Несмотря на холодную погоду, Магнусу не сиделось на месте, и он, нахлобучив свою широкополую шляпу и запахнувшись в плащ, бродил по Нью-Йорку, разыскивая символы франкмасонов, реликвии викингов и собирая легенды индейцев. Сумма полученной им чепухи была прямо пропорциональна той сумме, что он позволил себе потратить на эль для своих собеседников.

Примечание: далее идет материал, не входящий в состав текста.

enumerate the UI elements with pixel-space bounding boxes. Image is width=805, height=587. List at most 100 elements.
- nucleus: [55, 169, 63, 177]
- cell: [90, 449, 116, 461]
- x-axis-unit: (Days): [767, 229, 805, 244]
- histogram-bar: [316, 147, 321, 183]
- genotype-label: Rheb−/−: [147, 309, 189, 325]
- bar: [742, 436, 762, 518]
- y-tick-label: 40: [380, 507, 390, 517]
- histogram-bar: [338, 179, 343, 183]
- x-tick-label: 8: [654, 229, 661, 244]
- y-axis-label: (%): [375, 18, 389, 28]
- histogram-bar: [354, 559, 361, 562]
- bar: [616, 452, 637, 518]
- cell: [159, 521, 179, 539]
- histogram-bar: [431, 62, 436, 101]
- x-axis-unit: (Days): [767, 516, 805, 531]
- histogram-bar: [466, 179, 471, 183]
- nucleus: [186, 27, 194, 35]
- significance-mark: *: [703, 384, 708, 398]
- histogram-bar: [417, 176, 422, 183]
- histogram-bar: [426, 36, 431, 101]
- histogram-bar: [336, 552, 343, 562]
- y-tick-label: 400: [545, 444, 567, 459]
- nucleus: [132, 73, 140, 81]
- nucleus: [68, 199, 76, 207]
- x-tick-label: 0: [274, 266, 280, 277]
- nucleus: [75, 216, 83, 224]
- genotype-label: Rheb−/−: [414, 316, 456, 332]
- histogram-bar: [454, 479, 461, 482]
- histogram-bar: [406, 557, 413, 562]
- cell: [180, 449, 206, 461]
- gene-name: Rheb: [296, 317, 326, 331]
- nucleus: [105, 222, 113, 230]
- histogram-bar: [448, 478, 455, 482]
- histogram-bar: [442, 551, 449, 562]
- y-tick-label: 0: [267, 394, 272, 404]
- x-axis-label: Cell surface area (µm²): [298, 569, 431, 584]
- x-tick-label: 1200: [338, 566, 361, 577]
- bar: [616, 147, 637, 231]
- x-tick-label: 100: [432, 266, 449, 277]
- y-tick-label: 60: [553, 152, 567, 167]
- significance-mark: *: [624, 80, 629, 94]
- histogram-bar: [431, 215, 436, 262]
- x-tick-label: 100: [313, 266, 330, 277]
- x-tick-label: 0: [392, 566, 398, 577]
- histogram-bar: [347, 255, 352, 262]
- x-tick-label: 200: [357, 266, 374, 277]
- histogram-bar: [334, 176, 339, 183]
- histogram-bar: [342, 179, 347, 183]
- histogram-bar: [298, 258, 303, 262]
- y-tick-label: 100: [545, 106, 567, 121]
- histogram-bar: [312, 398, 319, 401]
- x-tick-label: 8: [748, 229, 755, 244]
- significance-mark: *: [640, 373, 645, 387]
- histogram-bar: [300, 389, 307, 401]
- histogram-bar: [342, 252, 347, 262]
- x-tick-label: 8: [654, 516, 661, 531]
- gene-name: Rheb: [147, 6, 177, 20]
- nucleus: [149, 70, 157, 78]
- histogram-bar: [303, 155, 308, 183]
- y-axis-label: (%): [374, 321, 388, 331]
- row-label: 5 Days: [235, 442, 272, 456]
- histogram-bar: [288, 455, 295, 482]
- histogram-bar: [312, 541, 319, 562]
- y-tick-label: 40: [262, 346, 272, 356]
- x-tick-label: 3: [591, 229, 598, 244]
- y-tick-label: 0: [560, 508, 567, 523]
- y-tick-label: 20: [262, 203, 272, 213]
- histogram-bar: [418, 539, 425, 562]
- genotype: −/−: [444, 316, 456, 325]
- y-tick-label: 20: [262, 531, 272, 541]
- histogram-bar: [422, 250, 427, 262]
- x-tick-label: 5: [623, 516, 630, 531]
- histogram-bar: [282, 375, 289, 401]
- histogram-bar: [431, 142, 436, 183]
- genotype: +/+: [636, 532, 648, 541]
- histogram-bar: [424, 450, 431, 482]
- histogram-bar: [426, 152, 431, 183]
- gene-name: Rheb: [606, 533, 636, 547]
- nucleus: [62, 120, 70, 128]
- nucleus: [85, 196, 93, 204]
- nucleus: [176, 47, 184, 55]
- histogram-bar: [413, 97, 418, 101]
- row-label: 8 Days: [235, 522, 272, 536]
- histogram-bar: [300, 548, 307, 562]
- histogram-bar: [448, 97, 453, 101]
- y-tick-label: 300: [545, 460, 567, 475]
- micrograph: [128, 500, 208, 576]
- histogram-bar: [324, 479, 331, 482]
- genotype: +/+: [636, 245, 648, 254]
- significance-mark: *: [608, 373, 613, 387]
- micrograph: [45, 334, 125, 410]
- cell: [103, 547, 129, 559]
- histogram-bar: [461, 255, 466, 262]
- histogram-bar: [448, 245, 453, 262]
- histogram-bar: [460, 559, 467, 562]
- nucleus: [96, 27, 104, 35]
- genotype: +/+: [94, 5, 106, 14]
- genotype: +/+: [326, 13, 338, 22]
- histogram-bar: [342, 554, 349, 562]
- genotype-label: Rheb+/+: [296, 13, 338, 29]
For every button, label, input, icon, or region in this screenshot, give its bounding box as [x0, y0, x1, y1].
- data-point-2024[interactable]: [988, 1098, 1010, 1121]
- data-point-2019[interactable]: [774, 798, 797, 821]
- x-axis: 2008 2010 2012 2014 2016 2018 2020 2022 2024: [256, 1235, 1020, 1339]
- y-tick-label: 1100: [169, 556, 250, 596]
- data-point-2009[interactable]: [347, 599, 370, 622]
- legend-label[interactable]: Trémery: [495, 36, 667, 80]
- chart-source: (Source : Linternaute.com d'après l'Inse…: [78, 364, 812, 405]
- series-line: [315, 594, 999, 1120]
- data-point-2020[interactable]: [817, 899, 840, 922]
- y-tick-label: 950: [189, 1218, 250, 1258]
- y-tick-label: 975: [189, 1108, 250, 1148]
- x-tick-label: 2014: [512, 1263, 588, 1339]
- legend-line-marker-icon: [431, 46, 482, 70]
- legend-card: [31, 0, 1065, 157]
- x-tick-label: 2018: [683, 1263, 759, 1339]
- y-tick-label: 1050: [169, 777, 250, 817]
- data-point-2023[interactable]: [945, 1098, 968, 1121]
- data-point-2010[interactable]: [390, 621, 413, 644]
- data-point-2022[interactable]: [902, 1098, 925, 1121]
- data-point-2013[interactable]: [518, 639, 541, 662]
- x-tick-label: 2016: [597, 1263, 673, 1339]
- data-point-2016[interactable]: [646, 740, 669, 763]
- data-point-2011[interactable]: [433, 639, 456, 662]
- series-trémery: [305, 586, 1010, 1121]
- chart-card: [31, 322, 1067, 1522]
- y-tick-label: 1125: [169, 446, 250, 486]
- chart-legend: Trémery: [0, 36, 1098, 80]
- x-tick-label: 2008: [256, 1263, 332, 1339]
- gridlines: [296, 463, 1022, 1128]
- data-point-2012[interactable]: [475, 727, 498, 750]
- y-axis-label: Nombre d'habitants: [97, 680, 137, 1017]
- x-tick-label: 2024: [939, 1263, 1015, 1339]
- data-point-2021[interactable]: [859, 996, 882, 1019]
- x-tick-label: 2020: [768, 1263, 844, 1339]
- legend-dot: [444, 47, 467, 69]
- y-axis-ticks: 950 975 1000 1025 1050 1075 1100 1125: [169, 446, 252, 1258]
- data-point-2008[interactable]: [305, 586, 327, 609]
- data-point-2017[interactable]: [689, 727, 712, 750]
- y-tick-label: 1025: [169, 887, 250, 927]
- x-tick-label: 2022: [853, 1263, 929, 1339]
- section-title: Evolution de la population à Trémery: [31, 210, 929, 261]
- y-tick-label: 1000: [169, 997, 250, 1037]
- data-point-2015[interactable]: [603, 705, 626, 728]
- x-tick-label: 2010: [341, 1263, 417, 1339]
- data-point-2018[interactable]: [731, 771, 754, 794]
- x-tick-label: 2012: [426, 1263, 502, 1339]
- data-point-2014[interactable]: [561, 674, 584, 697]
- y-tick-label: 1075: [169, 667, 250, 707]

Я не мешал ему, предпочитая проводить разведку в округе церкви Святого Павла, где поселились блудницы. Но когда порой я приходил домой часа в три ночи, то заставал Магнуса за штудированием томов, которые он притаскивал из четырнадцати книжных лавок, обосновавшихся на Мэйден-лейн и Перл-стрит. Норвежец беззвучно шевелил губами, бубня себе под нос незнакомые слова английского языка, словно медведь, осваивающий исторические труды Фукидида. Он собрал множество спекулятивных трактатов о библейском происхождении индейцев, масонских тайных замыслах, наряду со странными обличительными памфлетами, в одном из которых, к примеру, Уильям Коббет утверждал, что новый век начинается именно в 1800-м, а не в 1801 году, чем спровоцировал бурные, едва не доходившие до драки дискуссии на площади Бэттери.
— Меня восхищает твоя добросовестность, поистине восхищает, — сообщил я ему. — Когда-нибудь я обязательно последую твоему примеру. Но любая миссия, Магнус, всего лишь часть богатой и сложной жизни.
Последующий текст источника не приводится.